Co-founder President & Chief Scientific Officer, Sapient Discovery, San Diego, CA, USA
A cost-effective approach to Protein Structure-guided Drug Discovery: Aided by Bioinformatics, Chemoinformatics and computational chemistry
With the mapping of the human genome completed almost a decade ago, efforts are still underway to understand the gene products (i.e., proteins) in the human biological and disease pathways. Deciphering such information is very important for the discovery and development of small molecule drugs as well as protein therapeutics for various human diseases for which no cure exists. As an example, with more than 500 members, the kinase family of protein targets continues to be an important and attractive class for drug discovery. While how many of the members in this family are actually druggable is still to be established, there are several ongoing efforts on this class of proteins across a broad spectrum of disease categories. Even though in general the protein structural topology might looks similar, there are issues with respect selectivity of identified small molecule inhibitors when, the lead molecule discovery is carried out at the ATP binding site. As an added complexity, allosteric modulators are needed for some of the members, but the actual site for such modulation on the protein target can not resolved with uncertainty. In this presentation we will describe a bioinformatics and computational based platform for small molecule discovery for protein targets that are involved in protein-protein interactions as well as targets like kinases and phosphatases. We will describe a computational approach in which we have used an informatics based platform with several hundred kinases to sort through in silico and identify inhibitors that are likely to be highly selective in the lead generation phase. We will discuss the implication of this approach on the drug discovery of the kinase and phosphatase classes in general and independent of the disease category.
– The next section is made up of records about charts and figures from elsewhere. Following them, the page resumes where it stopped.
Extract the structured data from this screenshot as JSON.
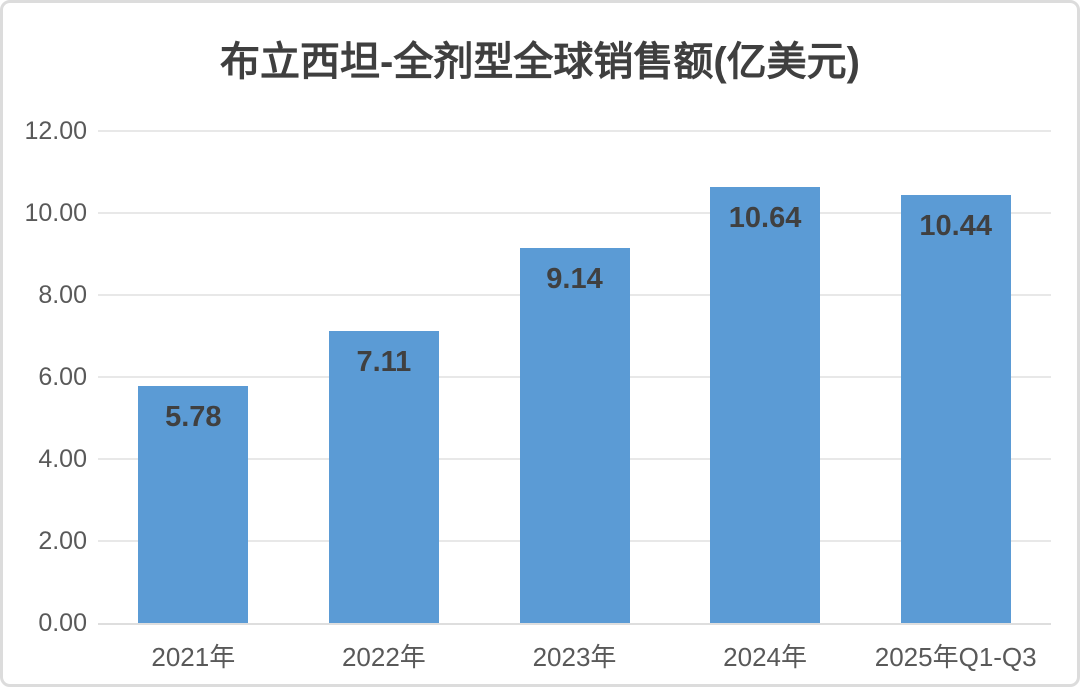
{
  "chart_data": {
    "type": "bar",
    "title": "布立西坦-全剂型全球销售额(亿美元)",
    "categories": [
      "2021年",
      "2022年",
      "2023年",
      "2024年",
      "2025年Q1-Q3"
    ],
    "values": [
      5.78,
      7.11,
      9.14,
      10.64,
      10.44
    ],
    "value_labels": [
      "5.78",
      "7.11",
      "9.14",
      "10.64",
      "10.44"
    ],
    "y_ticks": [
      "12.00",
      "10.00",
      "8.00",
      "6.00",
      "4.00",
      "2.00",
      "0.00"
    ],
    "ylim": [
      0,
      12
    ],
    "xlabel": "",
    "ylabel": "",
    "grid": true,
    "legend_position": "none",
    "bar_color": "#5b9bd5",
    "value_label_color": "#404040",
    "axis_text_color": "#595959",
    "gridline_color": "#e8e8e8",
    "axis_line_color": "#dedede",
    "title_color": "#3f3f3f",
    "card_border_color": "#dcdcdc",
    "background_color": "#ffffff"
  }
}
Rajasekhar Chekkara, Venkata Reddy Gorla and Sobha Rani Tenkayala
Pharmacophore modeling, atom-based 3D-QSAR and molecular docking studies on Pyrimido[5,4-e][1,2,4]triazine derivatives as PLK 1 inhibitors
Polo-like kinase 1 (PLK1) is a significant enzyme with diverse biological actions in cell cycle progression, specifically mitosis. Suppression of PLK1 activity by small molecule inhibitors has been shown to inhibit cancer, being BI 2536 one of the most potent active inhibitor of PLK1 mechanism. Pharmacophore modeling, atom-based 3D-QSAR and molecular docking studies were carried out for a set of 54 compounds belonging to Pyrimido[5,4-e][1,2,4]triazine derivatives as PLK1 inhibitors. A six-point pharmacophoremodel AAADDR, with three hydrogen bond acceptors (A), two hydrogen bond donors (D) and one aromatic ring (R) was developed by Phase module of Schrdinger suite Maestro 9. The generated pharmacophore model was used to derive a predictive atom-based 3D quantitative structure-activity relationship analysis (3D-QSAR) model for the training set (r2 = 0.88, SD = 0.21, F = 57.7, N = 44) and for test set (Q2 = 0.51, RMSE = 0.41, PearsonR = 0.79, N = 10). The original set of compounds were docked into the binding site of PLK1 using Glide and the active residues of the binding site were analyzed. The most active compound H18 interacted with active residues Leu 59, Cys133 (glide score = −10.07) and in comparison of BI 2536, which interacted with active residues Leu 59, Cys133 (glide score = −10.02). The 3D-QSAR model suggests that hydrophobic and electron-withdrawing groups are essential for PLK1 inhibitory activity. The docking results describes the hydrogen bond interactions with active residues of these compounds. These results which may support in the design and development of novel PLK1 inhibitors.